Solar 2020 Part 6: Equipment Overview

For this week, let’s take a break to examine the hardware I’m using for my solar install.

The core bits of the hardware involved are ITEK 295SE panels, Sunny Boy inverters, and Midnite combiners/fuse boxes, in various configurations.


This is a companion discussion topic for the original entry at https://www.sevarg.net/2020/09/13/solar-2020-part-6-equipment-overview/

(Comments from Blogger)

2020-09-24 by Unknown

The black insulation in your boxes might be there in order to meet open air spacing requirements. Above 150 volts line to ground you need around 1" between conductors or between conductors and ground (depending on standards and other things). At the electrical products factory I work out of we place this material (factory people call it “fish paper”) under fuse blocks mounted on grounded steel barriers. Not because it is required by the fuse block manufacturer, but because there just isn’t enough clearance between the terminals and the steel at 480VAC.


hi, just came across your blog a few months back. Trying to catch up on older posts (maybe if I started at Part 1 this would be answered…)

I haven’t kept up on solar panel equipment, so I was surprised to see the tidbit “the benefit of some limited backup capacity if the grid is down”. Hmmm, what could that be? You don’t seem to mention that more, but I read about the Sunny Boy and found the SPS feature. Fantastic, I was looking for something like that ten years ago.

I’m shaky on how functional your system currently is … are you using the SPS feature? This seems like a great reason to have multiple inverters, just to get 2000W AC from each one. I glanced at the manual, didn’t seem like 240V was possible, so the water heater and pump are still problematic. Also, it seemed the SPS circuit doesn’t work until you flip a switch, so you couldn’t just leave the fridge & freezer plugged into it all the time?
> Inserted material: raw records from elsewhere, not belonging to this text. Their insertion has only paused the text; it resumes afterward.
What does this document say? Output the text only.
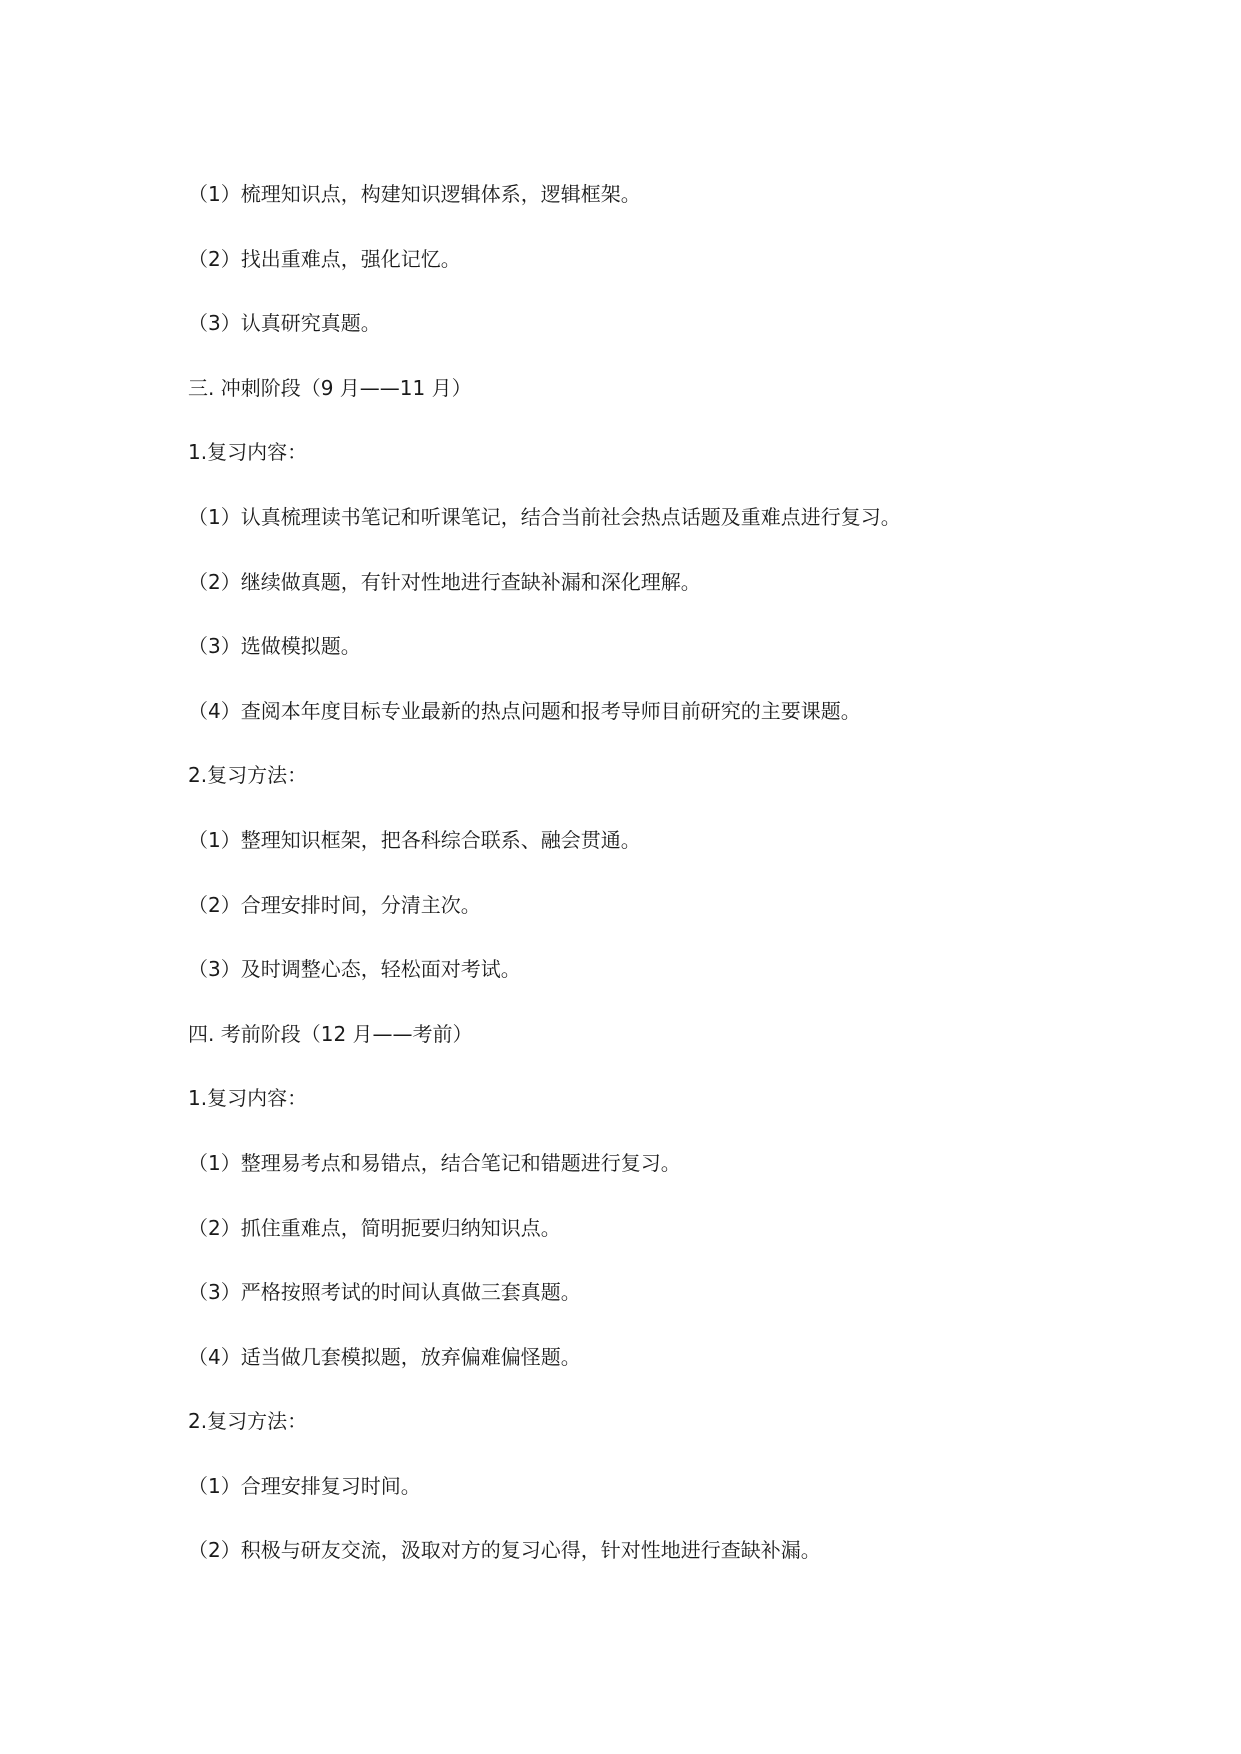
（1）梳理知识点，构建知识逻辑体系，逻辑框架。
（2）找出重难点，强化记忆。
（3）认真研究真题。
三. 冲刺阶段（9 月——11 月）
1.复习内容：
（1）认真梳理读书笔记和听课笔记，结合当前社会热点话题及重难点进行复习。
（2）继续做真题，有针对性地进行查缺补漏和深化理解。
（3）选做模拟题。
（4）查阅本年度目标专业最新的热点问题和报考导师目前研究的主要课题。
2.复习方法：
（1）整理知识框架，把各科综合联系、融会贯通。
（2）合理安排时间，分清主次。
（3）及时调整心态，轻松面对考试。
四. 考前阶段（12 月——考前）
1.复习内容：
（1）整理易考点和易错点，结合笔记和错题进行复习。
（2）抓住重难点，简明扼要归纳知识点。
（3）严格按照考试的时间认真做三套真题。
（4）适当做几套模拟题，放弃偏难偏怪题。
2.复习方法：
（1）合理安排复习时间。
（2）积极与研友交流，汲取对方的复习心得，针对性地进行查缺补漏。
Damn, was looking at pricing on the 3.8 version, under $1000. I’ll keep reading…

@JohnV - Welcome! Thank you for testing the signup flow! :slight_smile:

Honestly, my solar posts are a little bit scattered. They’ve been delayed by Blogger deciding to use an interface that doesn’t work, then Lent, so… eh. I may have missed some stuff, and the whole process was frustrating enough that I’ve failed to document all of it.
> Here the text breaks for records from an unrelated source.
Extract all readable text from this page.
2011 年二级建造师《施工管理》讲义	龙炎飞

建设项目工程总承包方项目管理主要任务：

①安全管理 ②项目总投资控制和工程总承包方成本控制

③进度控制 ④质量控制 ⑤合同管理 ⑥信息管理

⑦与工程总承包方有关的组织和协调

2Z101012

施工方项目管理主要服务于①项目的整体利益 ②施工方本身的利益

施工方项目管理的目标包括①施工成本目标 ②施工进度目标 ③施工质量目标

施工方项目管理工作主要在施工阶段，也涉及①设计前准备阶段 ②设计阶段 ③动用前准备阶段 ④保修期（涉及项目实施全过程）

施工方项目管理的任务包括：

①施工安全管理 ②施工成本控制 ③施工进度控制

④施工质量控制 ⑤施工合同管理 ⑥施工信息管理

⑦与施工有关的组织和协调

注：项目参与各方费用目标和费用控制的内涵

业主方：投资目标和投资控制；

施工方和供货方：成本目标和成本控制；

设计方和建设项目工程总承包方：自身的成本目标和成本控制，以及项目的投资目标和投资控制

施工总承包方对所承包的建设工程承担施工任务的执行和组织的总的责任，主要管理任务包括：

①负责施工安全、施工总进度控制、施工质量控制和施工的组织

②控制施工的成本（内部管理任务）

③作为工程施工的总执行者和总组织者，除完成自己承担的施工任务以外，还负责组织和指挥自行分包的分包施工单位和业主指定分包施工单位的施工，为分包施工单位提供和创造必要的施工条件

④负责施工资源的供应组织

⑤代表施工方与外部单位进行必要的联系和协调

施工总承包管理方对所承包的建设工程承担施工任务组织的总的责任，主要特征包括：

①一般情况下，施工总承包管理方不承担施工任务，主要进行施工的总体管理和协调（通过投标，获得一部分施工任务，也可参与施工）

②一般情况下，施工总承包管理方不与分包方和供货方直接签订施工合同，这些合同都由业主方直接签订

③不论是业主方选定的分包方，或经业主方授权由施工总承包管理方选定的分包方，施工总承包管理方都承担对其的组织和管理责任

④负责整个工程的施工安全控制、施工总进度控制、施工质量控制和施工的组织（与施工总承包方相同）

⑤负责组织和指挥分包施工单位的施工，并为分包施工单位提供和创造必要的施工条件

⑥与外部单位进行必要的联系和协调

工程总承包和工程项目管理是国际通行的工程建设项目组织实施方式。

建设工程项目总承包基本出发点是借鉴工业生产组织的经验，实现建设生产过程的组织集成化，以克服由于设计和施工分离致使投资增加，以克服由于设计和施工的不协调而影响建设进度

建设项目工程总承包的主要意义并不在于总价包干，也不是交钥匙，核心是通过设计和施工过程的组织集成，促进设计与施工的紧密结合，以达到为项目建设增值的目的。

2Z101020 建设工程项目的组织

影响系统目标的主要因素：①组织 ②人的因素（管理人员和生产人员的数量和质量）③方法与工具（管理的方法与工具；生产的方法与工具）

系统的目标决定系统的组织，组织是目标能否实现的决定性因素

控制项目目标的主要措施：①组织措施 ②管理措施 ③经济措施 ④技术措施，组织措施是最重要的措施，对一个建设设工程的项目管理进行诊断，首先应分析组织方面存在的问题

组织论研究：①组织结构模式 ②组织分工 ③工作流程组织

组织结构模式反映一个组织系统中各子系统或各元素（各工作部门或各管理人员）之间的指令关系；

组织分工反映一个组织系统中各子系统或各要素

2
My system is currently fully operational, grid tied, and has exported around 700kWh this billing cycle (remains to see exactly what it works out to, somewhere in that range) after having pulled 3100kWh net since the system was put online back in the late fall (winter heat on electrons, plus basically all our transport miles).

I do have the SPS feature available, for about 5kW usable (each of the “big” arrays will hold 2kW sustained in most conditions, the small south facing array is closer to 1kW stable in the sun). It is single phase, 120V only, so you can’t run a split phase load on it. I have some solutions for this in the works, but haven’t posted anything about them yet.

And, yes, you need to flip the switch every time the sun comes up to enable the SPS feature. It requires the grid side being down (power outage or disconnect flipped) and then the switch. I’m not actually sure what happens if the switch is toggled while the grid is up - haven’t tried that. But it is an emergency supply, not a “leave it on and run grid down on whatever solar can provide” sort of thing.

If you’re doing roof mount, be aware that you can use SPS with optimizers now - you just have to provide 18V or so to the switch terminals. There’s a tech note on it, I’ve linked it somewhere else on this forum.

Easter is this weekend, so I’ll be resuming posts next weekend, with a few left on solar, and then plenty of other weird stuff I’ve been playing around with.